At the WWDC conference last year, Apple announced plans to deprecate macOS “kernel extensions” (KEXTs) and replace them with a new mechanism called “system extensions.”
The first step towards this announcement was made with the release of macOS Catalina (10.15.0) in September 2019, when system extensions were introduced alongside kernel extensions.
The final step of Apple’s plan will come into effect in the coming weeks, with the upcoming release of macOS Catalina 10.15.4.
According to Apple, starting with macOS 10.15.4, use of kernel extensions will trigger a notification to the user that the software includes a deprecated API and will ask the user to contact the developer for alternatives.

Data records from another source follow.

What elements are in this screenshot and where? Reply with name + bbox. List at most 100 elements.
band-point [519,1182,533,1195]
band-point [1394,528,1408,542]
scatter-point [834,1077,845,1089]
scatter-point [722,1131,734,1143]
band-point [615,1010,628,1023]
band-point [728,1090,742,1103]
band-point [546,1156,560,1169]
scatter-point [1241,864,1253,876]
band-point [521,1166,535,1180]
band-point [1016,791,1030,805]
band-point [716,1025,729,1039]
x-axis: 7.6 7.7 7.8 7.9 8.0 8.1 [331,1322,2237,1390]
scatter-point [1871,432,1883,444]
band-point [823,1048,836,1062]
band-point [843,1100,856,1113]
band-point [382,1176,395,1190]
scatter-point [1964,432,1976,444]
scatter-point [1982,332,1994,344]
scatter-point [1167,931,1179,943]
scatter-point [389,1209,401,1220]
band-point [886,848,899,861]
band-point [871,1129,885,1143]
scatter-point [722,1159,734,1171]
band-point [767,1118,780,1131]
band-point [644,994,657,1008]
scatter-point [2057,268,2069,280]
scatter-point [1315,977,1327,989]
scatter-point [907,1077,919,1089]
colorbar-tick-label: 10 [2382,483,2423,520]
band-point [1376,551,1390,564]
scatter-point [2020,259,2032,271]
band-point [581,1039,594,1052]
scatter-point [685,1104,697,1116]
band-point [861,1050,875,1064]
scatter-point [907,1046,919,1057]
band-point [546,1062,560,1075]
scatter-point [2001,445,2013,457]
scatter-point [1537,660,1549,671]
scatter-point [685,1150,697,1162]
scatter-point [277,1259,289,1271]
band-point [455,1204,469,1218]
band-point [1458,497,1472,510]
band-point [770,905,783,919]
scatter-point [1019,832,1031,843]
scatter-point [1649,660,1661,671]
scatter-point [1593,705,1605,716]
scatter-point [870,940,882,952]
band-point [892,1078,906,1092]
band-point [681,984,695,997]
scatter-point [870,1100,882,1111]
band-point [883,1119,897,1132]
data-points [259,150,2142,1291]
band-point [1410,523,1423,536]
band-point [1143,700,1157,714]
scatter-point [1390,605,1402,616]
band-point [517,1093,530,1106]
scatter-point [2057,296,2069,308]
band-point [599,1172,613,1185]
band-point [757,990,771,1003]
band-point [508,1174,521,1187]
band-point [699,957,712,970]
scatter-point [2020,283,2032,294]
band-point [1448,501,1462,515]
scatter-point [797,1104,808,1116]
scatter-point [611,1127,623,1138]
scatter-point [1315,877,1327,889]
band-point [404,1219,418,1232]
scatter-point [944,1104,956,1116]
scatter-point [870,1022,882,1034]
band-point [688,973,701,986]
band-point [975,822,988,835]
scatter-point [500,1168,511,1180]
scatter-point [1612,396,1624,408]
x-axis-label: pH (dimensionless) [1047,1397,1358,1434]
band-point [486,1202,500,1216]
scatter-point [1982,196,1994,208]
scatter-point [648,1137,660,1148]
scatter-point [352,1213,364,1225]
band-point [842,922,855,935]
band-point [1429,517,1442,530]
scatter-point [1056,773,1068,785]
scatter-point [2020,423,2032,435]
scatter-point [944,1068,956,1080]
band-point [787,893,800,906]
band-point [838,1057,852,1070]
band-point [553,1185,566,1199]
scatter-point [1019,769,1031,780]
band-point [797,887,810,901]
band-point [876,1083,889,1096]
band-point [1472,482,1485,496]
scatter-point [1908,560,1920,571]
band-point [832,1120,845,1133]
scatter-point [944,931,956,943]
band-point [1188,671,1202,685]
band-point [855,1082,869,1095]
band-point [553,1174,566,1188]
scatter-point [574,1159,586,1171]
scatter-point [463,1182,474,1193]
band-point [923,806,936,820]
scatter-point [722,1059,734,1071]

What’s the difference between the two?
Both kernel extensions and system extensions serve the same purpose. They allow users to install apps that extend the native capabilities of the macOS operating system.
Apps install kernel/system extensions that allow them to perform operations for which macOS has no native features or functions.
Mac antivirus software, firewalls, VPN clients, DNS proxies, USB drivers, and others, all make use of kernel extensions.
The difference between these two new extension systems is that the older kernel extensions execute their code at the macOS kernel level, while the newer system extensions run in a more tightly-controlled user-space.
Great move for security
“From Apple’s point of view, this a major step towards improving the security of macOS,” Patrick Wardle, Principal Security Researcher at Jamf, and a well-known macOS security expert, told ZDNet in an interview this week.
“Third-party kernel extensions do pose a juicy attack vector for attackers targeting macOS,” he added. “Especially if you, as an attacker can exploit a kernel extension, or load your own (assuming it’s signed).”
And attacks involving KEXTs have happened in the past [1, 2, 3].
“It’s really game over for macOS,” Wardle said. “Many many security mechanisms are implemented/enforced in the kernel.”
Wardle says that an attack like this wouldn’t work with system extensions, as they run in user-mode.
“As they don’t run in the kernel, an exploit doesn’t give you kernel-mode access anymore as it did with a KEXT exploit,” Wardle said.
“So Apple basically wants to kick everybody out [of the kernel], largely for security reasons.”
However, Wardle says there’s also a downside to this move.
The first is that by kicking app devs out of the kernel, Apple also gains a lot more control over macOS, similar to the control they have over iOS.
Until now, macOS has been a haven for developers and its users. If macOS didn’t have a specific feature, developers could just create an app and leverage a kernel extension to add the features they needed.
The second downside is that many security tools themselves, have heavily relied and have been built around the full access kernel extensions provide to a user’s Mac. One might argue that Apple’s move towards system extensions might end un neutering security products, which will lose some of their ability to detect and stop malware along the way.
However, Wardle, who is the author of many free macOS security tools, says that Apple has provided “some great user-mode frameworks that provide 3rd-party security tools the capabilities to they need,” so it appears that Apple hasn’t been cutting the branch from under its feet, just yet.
But for the time being, it is unclear if system extensions would provide the same versatility and coding freedom as kernel extensions. This remains to be seen — and a topic for another article — as we’ll need more time for macOS developers to slowly make the switch to system extensions going forward.
However, Wardle points out that the move is a good one for macOS security, overall, regardless of other possible reasons for Apple’s move.